Sınav ücreti, 1-9 Ekim 2020 tarihleri arasında ÖSYM’nin internet sayfasında yer alan “ÖDEMELER” alanından kredi kartı/banka kartı ile ÖSYM adına yatırılacaktır. Adaylar bankalardan sınav ücreti ödemesi yapmamalıdır. Ödeme işlemlerinden kaynaklanabilecek hatalardan ÖSYM ve Adalet Bakanlığı sorumlu olmayacaktır. Adaylar, başvuru işlemini yaptıktan sonra sınav ücretini yatırarak başvurularını tamamlayacaklardır. Sınav ücretini süresi içinde yatırmayan adayların başvuru kayıt bilgileri iptal edilecektir.
Başvuru bilgileri sisteme kaydedilen ancak, sınav ücretini süresi içinde yatırmayan adayların başvuru kayıt bilgileri iptal edilecek ve bina/salon atamaları yapılmayacağından bu adaylara Sınava Giriş Belgesi düzenlenmeyecektir.
Engel/sağlık sorunu olan adaylar, bir üniversite veya devlet hastanesinden alacakları sağlık kurulu raporları ile belgelendirmek kaydıyla engel/sağlık durumlarına uygun olarak “Engelli Salonu”nda sınava alınacaklardır.
Adayların Aday Başvuru Formuna yazdıkları bilgilerin sorumluluğu kendilerine aittir. Aday Başvuru Formuna yazılan bilgilerdeki eksik ve yanlışlar yüzünden doğacak sonuçlardan aday sorumlu olacaktır.
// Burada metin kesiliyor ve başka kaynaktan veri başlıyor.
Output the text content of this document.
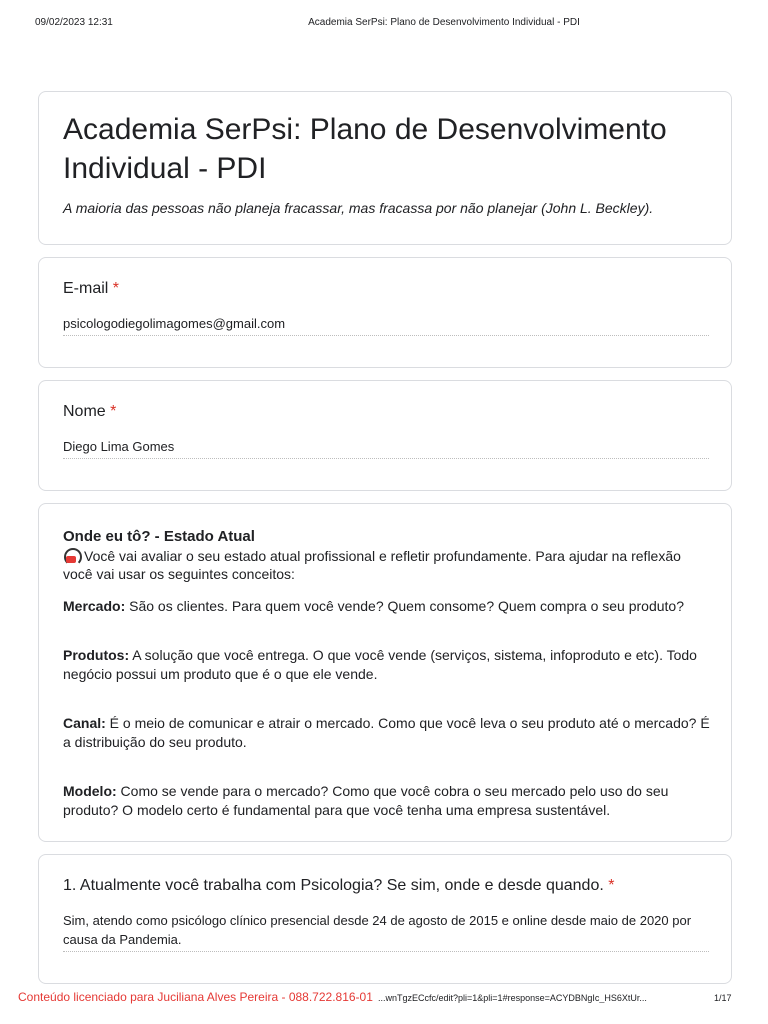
09/02/2023 12:31	Academia SerPsi: Plano de Desenvolvimento Individual - PDI
Academia SerPsi: Plano de Desenvolvimento Individual - PDI
A maioria das pessoas não planeja fracassar, mas fracassa por não planejar (John L. Beckley).
E-mail *
psicologodiegolimagomes@gmail.com
Nome *
Diego Lima Gomes

Onde eu tô? - Estado Atual

Você vai avaliar o seu estado atual profissional e refletir profundamente. Para ajudar na reflexão você vai usar os seguintes conceitos:

Mercado: São os clientes. Para quem você vende? Quem consome? Quem compra o seu produto?

Produtos: A solução que você entrega. O que você vende (serviços, sistema, infoproduto e etc). Todo negócio possui um produto que é o que ele vende.

Canal: É o meio de comunicar e atrair o mercado. Como que você leva o seu produto até o mercado? É a distribuição do seu produto.

Modelo: Como se vende para o mercado? Como que você cobra o seu mercado pelo uso do seu produto? O modelo certo é fundamental para que você tenha uma empresa sustentável.

1. Atualmente você trabalha com Psicologia? Se sim, onde e desde quando. *
Sim, atendo como psicólogo clínico presencial desde 24 de agosto de 2015 e online desde maio de 2020 por causa da Pandemia.
Conteúdo licenciado para Juciliana Alves Pereira - 088.722.816-01 ...wnTgzECcfc/edit?pli=1&pli=1#response=ACYDBNgIc_HS6XtUr...	1/17
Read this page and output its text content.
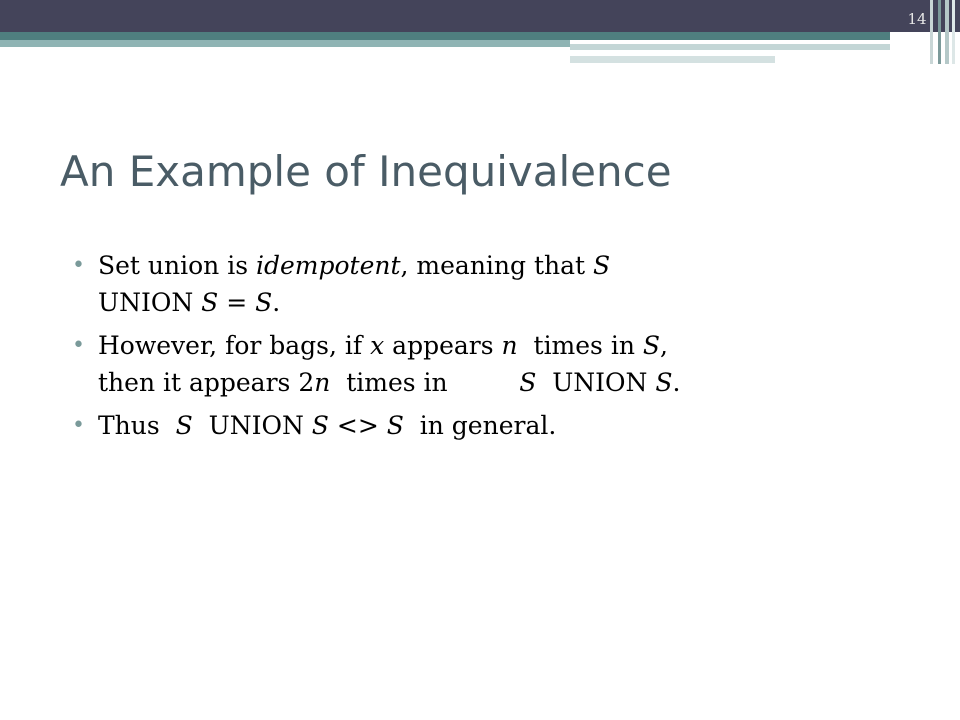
14
An Example of Inequivalence
• Set union is idempotent, meaning that S
UNION S = S.
• However, for bags, if x appears n  times in S,
then it appears 2n  times in         S  UNION S.
• Thus  S  UNION S <> S  in general.
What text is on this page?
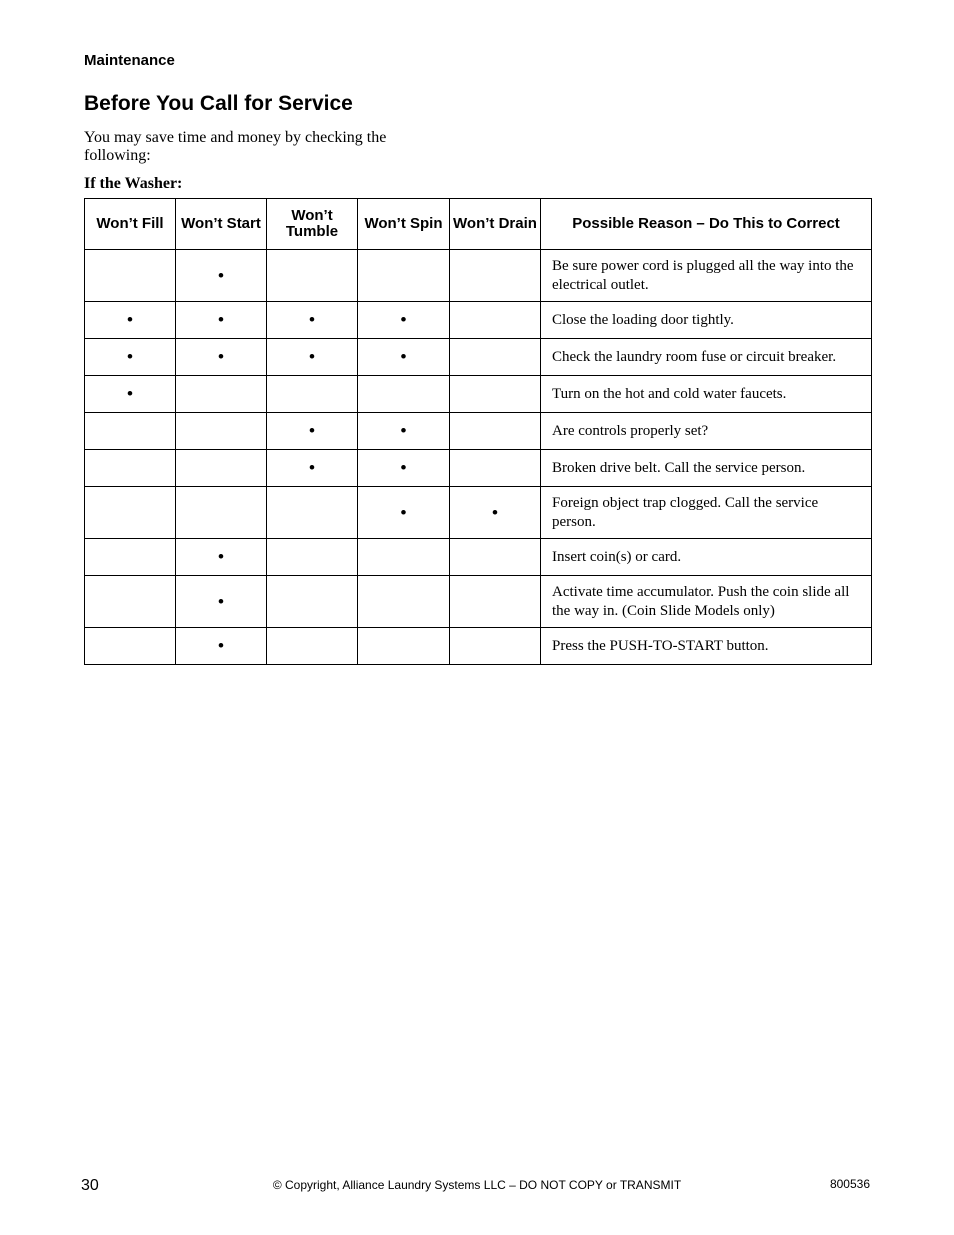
Maintenance
Before You Call for Service

You may save time and money by checking the following:

If the Washer:
Won’t Fill	Won’t Start	Won’t Tumble	Won’t Spin	Won’t Drain	Possible Reason – Do This to Correct
	•				Be sure power cord is plugged all the way into the electrical outlet.
•	•	•	•		Close the loading door tightly.
•	•	•	•		Check the laundry room fuse or circuit breaker.
•					Turn on the hot and cold water faucets.
		•	•		Are controls properly set?
		•	•		Broken drive belt. Call the service person.
			•	•	Foreign object trap clogged. Call the service person.
	•				Insert coin(s) or card.
	•				Activate time accumulator. Push the coin slide all the way in. (Coin Slide Models only)
	•				Press the PUSH-TO-START button.
30	© Copyright, Alliance Laundry Systems LLC – DO NOT COPY or TRANSMIT	800536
Bir adayın beyanının gerçeğe uymadığı tespit edildiği takdirde bu aday, aradan geçen süreye bakılmaksızın bu sınavdan elde ettiği tüm haklarını kaybedecektir.
C-Başvuru Koşulları
2802 sayılı Hâkimler ve Savcılar Kanununa göre adaylığa atanacakların aşağıdaki şartları taşımaları gerekmektedir:
a) Türk vatandaşı olmak,
b) Adli yargı hâkim ve savcı adaylığı ile idari yargı hâkim adaylığı için giriş sınavının yapıldığı yılın Ocak ayının birinci günü itibarıyla 35 yaşını (doğum tarihi 01.01.1985 ve daha sonra olanlar) doldurmamış olmak, Avukatlık mesleğinden alınacak adlî yargı hâkim ve savcı adaylığı için; yazılı yarışma sınav tarihi itibariyle avukatlık mesleğinde fiilen en az üç yıl çalışmış olmak, yazılı giriş sınavının yapıldığı yılın Ocak ayının birinci günü itibarıyla 45 yaşını (doğum tarihi 01.01.1975 ve daha sonra olanlar) doldurmamış olmak,
c) Adlî yargı – Avukatlık adlî yargı adayları için; hukuk fakültesinden mezun olmak veya yabancı bir hukuk fakültesini bitirip de Türkiye‘deki hukuk fakülteleri programlarına göre eksik kalan derslerden sınava girip başarı belgesi almış bulunmak,
İdarî yargı adayları için; Hukuk fakültesinden mezun olmak veya yabancı bir hukuk fakültesini bitirip de Türkiye'de hukuk fakülteleri programlarına göre eksik kalan derslerden sınava girip başarı belgesi almış bulunmak, hukuk fakültesinden mezun olanlar dışından alınacak adaylar bakımından, her dönemde alınacak aday sayısının yüzde yirmisini geçmemek üzere, hukuk bilgisine programlarında yeterince yer veren siyasal bilgiler, idari bilimler, iktisat ve maliye alanlarında en az dört yıllık yüksek öğrenim yapmış veya bunlara denkliği kabul edilmiş yabancı öğretim kurumlarından mezun olmak,
ç) Kamu haklarından yasaklı olmamak,
d) Askerlik durumu itibariyle askerlikle ilgisi bulunmamak veya muvazzaflık hizmetini yapmış yahut ertelenmiş veya yedeğe geçirilmiş olmak,
e) Hâkimlik ve savcılık görevlerini sürekli olarak yurdun her yerinde yapmasına engel olabilecek vücut ve akıl hastalığı veya engelliliği, alışılmışın dışında çevrenin yadırgayacağı şekilde konuşma ve organlarının hareketini kontrol zorluğu çekmek gibi engeli bulunmamak,
f) Taksirli suçlar hariç olmak üzere, üç aydan fazla hapis veya affa uğramış olsa bile Devletin şahsiyetine karşı işlenen suçlarla, zimmet, ihtilâs, irtikâp, rüşvet, hırsızlık, dolandırıcılık, sahtecilik, inancı kötüye kullanma, dolanlı iflâs gibi yüz kızartıcı veya şeref ve haysiyet kırıcı bir suçtan veya kaçakçılık, resmî ihale ve alım satımlara fesat karıştırma, Devlet sırlarını açığa vurma suçlarından dolayı hükümlü bulunmamak veya bu suçlardan veya taksirli suçlar hariç olmak üzere üç aydan fazla hürriyeti bağlayıcı cezayı gerektiren bir fiilden dolayı soruşturma veya kovuşturma altında olmamak,
g) Hâkimlik ve savcılık mesleğine yakışmayacak tutum ve davranışlarda bulunmamış olmak.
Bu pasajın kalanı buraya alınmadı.